Blog #8: Case

 OPERATION VARSTIY BLUES

    In March 2019, over 50 people were criminally charged with participating in a scheme to gain fraudulent student admissions to elite U.S. universities. At the heart of the scam was a college-counseling consultant named William Rick Singer, who devised corrupt workarounds for anxious, wealthy parents whose children lacked stellar academic credentials that top college required. Rick Singer provided fake athletic credentials, photoshopped applicants’ faces onto action photos of real athletes, payed proctors of standardized tests, and bribed coaches to designate applicants as recruited athletes even though the students did not play the sport. The scandal revealed the secret pathway to college admissions: The “Side Door”. The “side door” was open to Singer’s clients who were willing to pay him huge sums of money (yet less than that of donation) to fake test scores and bribe coaches to gain entry. This mechanism allowed money to override merit. 

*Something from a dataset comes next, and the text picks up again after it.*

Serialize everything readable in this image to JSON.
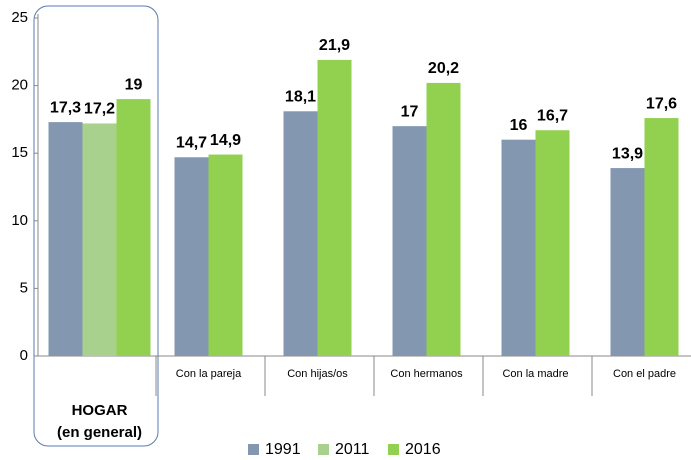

    While this news reveals an extreme case where the rich were trying to influence admissions in a clearly illegal way, we know that many rich people have always enjoyed many legal advantages, such as ability to pay for test preparation, private counseling, tutoring etc. Moreover, the case of Operation Varsity Blues also sheds light on the commodification of higher education, in which higher education has become something that you purchase like a product. Prestige and status have become the most important factor when selecting colleges; gaining admission to elite universities became the goal itself rather than the goal being to experience and get an education. The fetishization of rankings, particularly publicized by the U.S. News & World Report, has also contributed to equating elite universities with success. 



Works Cited

David Hawkins. “OPERATION VARSITY BLUES: Where We Are Now.” Journal of College Admission, no. 244, National Association of College Admissions Counselors, 2019, p. 15.


Sandel, Michael J. Tyranny of Merit: What's Become of the Common Good?. Penguin Books, 2020.